Match referee Ranjan Madugalle deemed Pakistan six overs short of the target after adjusting for time allowances. Bangladesh were three overs short. Additionally, players from both teams were fined a percentage of their match fees – Pakistan at 30% and Bangladesh 15%.
According to Article 2.22 of the ICC Code of Conduct for Players and Player Support Personnel, which relates to minimum over-rate offences, players are fined 5% of their match fee for every over their side falls short of the allotted time. Additionally, as per Article 16.11.2 of the WTC playing conditions, a team is penalised one point for each over short.
Pakistan went into the game with an all-pace attack at home for the first Test – only the second time in 28 years – which they lost by ten wickets. Their bowling combination could’ve played a role in the over-rate they maintained for the Test. Bangladesh, on the other hand, had two frontline spinners.
The revised WTC points table now sees Pakistan, second from bottom and only behind West Indies, slip from 22 points to 16 points. They hold on to the eighth position with 22.22 percentage points. Bangladesh, who had briefly gone past South Africa to sixth place after their win, have dropped to seventh after their three-point deduction and now have 21 points. They are on 35 percentage points.
The two captains, Shan Masood and Najmul Hossain Shanto, pleaded guilty to the offences and accepted the sanctions.
Meanwhile, less than a month after becoming the advisor to the PCB chairman on cricket affairs, Waqar Younis’ stint has ended, with the former fast bowler now a mentor for one of the five sides in the new domestic competitions the PCB is introducing this season.
Waqar is joined by Misbah-ul-Haq, Shoaib Malik, Saqlain Mushtaq and Sarfaraz Ahmed as mentors, whose first assignments will be the Champions One-Day Cup, which will run from September 12 to 29 in Faisalabad. The PCB confirmed that Sarfaraz, who is part of the Test squad for the ongoing Bangladesh series, would continue with his playing career.
Waqar was slated to become the board’s cricket supremo, a role created to take the burden of cricketing decisions away from the PCB chairman Mohsin Naqvi. He even appeared alongside Naqvi at a press conference in that role, an unveiling of sorts, at Gaddafi Stadium at the time.
Initially the PCB didn’t give a reason for why Waqar is no longer in that role and had become a mentor instead, which is a three-year contract and was, in the PCB’s words, the result of a “transparent and robust recruitment process”. It had been suggested that both parties thought Waqar might be better suited to a team-building role such as this, with more active involvement in the development of a side. The role of the advisor to the chairman is still being advertised.
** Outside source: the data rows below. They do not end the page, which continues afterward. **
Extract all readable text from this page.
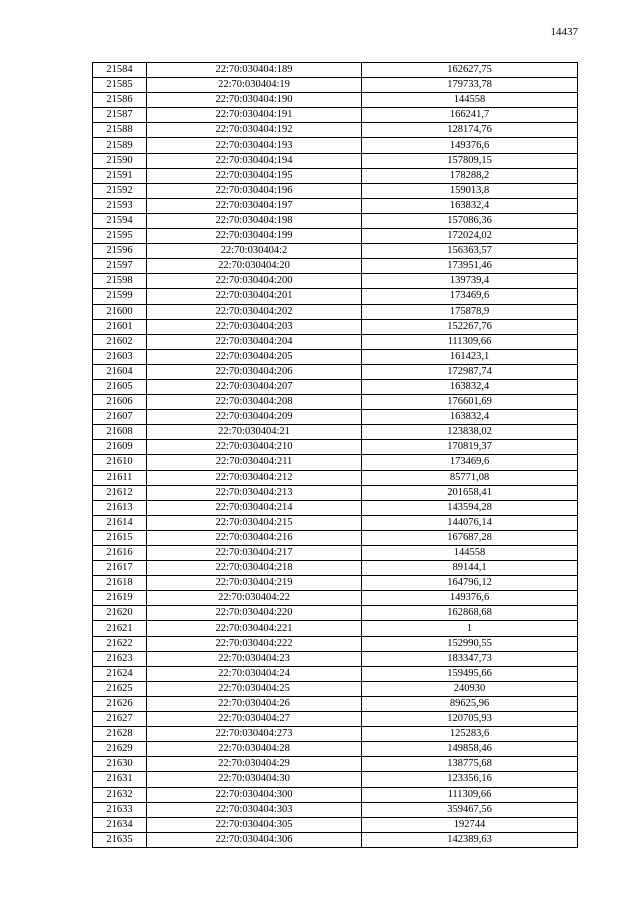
14437
21584	22:70:030404:189	162627,75
21585	22:70:030404:19	179733,78
21586	22:70:030404:190	144558
21587	22:70:030404:191	166241,7
21588	22:70:030404:192	128174,76
21589	22:70:030404:193	149376,6
21590	22:70:030404:194	157809,15
21591	22:70:030404:195	178288,2
21592	22:70:030404:196	159013,8
21593	22:70:030404:197	163832,4
21594	22:70:030404:198	157086,36
21595	22:70:030404:199	172024,02
21596	22:70:030404:2	156363,57
21597	22:70:030404:20	173951,46
21598	22:70:030404:200	139739,4
21599	22:70:030404:201	173469,6
21600	22:70:030404:202	175878,9
21601	22:70:030404:203	152267,76
21602	22:70:030404:204	111309,66
21603	22:70:030404:205	161423,1
21604	22:70:030404:206	172987,74
21605	22:70:030404:207	163832,4
21606	22:70:030404:208	176601,69
21607	22:70:030404:209	163832,4
21608	22:70:030404:21	123838,02
21609	22:70:030404:210	170819,37
21610	22:70:030404:211	173469,6
21611	22:70:030404:212	85771,08
21612	22:70:030404:213	201658,41
21613	22:70:030404:214	143594,28
21614	22:70:030404:215	144076,14
21615	22:70:030404:216	167687,28
21616	22:70:030404:217	144558
21617	22:70:030404:218	89144,1
21618	22:70:030404:219	164796,12
21619	22:70:030404:22	149376,6
21620	22:70:030404:220	162868,68
21621	22:70:030404:221	1
21622	22:70:030404:222	152990,55
21623	22:70:030404:23	183347,73
21624	22:70:030404:24	159495,66
21625	22:70:030404:25	240930
21626	22:70:030404:26	89625,96
21627	22:70:030404:27	120705,93
21628	22:70:030404:273	125283,6
21629	22:70:030404:28	149858,46
21630	22:70:030404:29	138775,68
21631	22:70:030404:30	123356,16
21632	22:70:030404:300	111309,66
21633	22:70:030404:303	359467,56
21634	22:70:030404:305	192744
21635	22:70:030404:306	142389,63
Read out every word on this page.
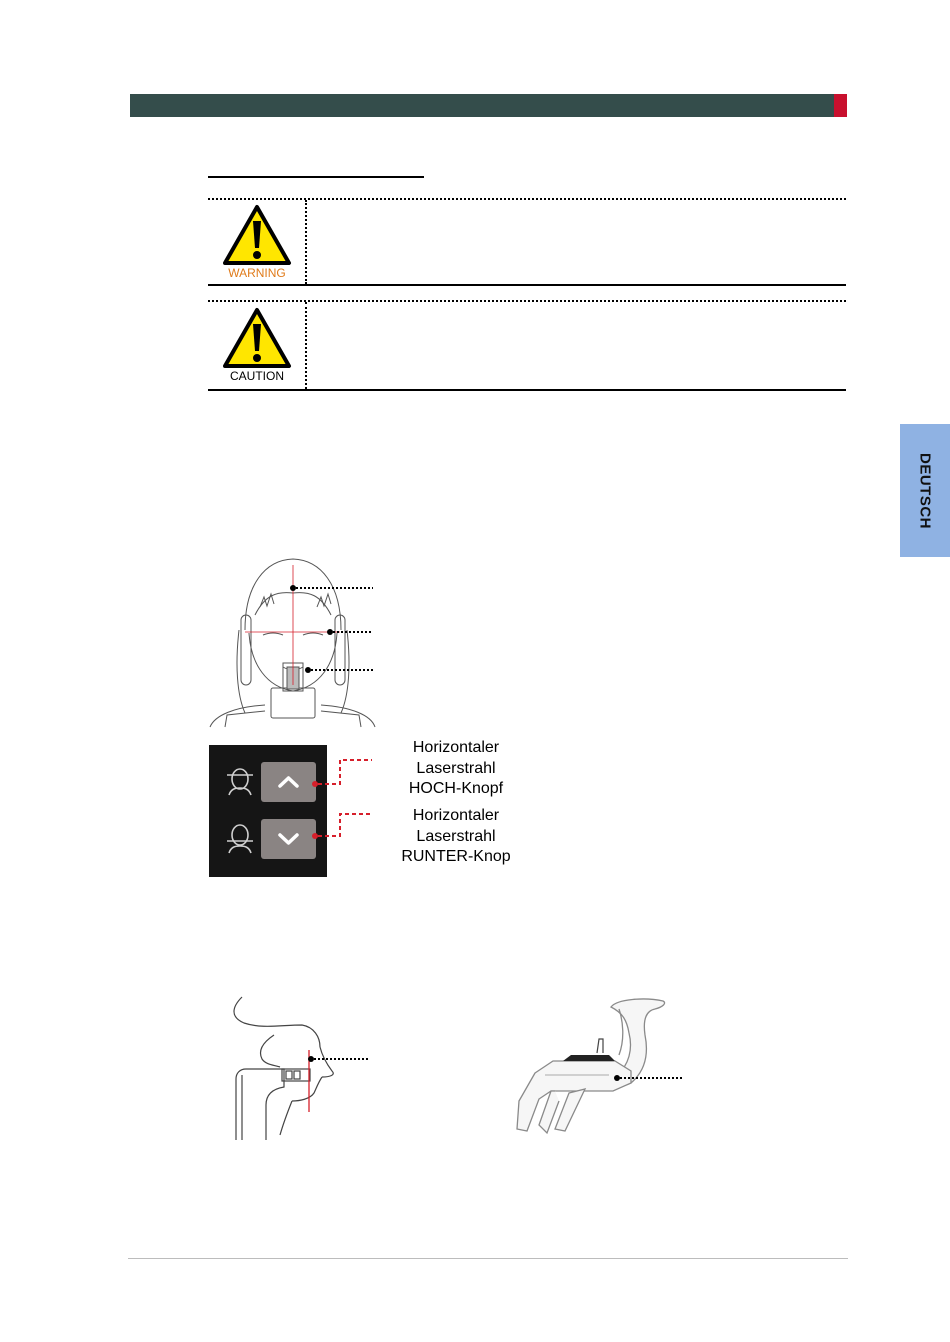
WARNING
CAUTION
DEUTSCH
Horizontaler
Laserstrahl
HOCH-Knopf
Horizontaler
Laserstrahl
RUNTER-Knop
But at a press conference later in the day in Lahore, Naqvi said Waqar had played a pivotal role in identifying and appointing the other four mentors, before taking on the fifth spot himself. “Waqar Younis assisted us for the last 3-4 weeks,” Naqvi said. “He’s a great name to have, a great cricketer was on board with us. He helped us finalise the other mentors. He spoke to them, did everything. And then he had to handle the fifth team. So in the first 3-4 weeks, in this entire exercise, he spoke to them, convinced them, to get them on board, and now he will handle the fifth team.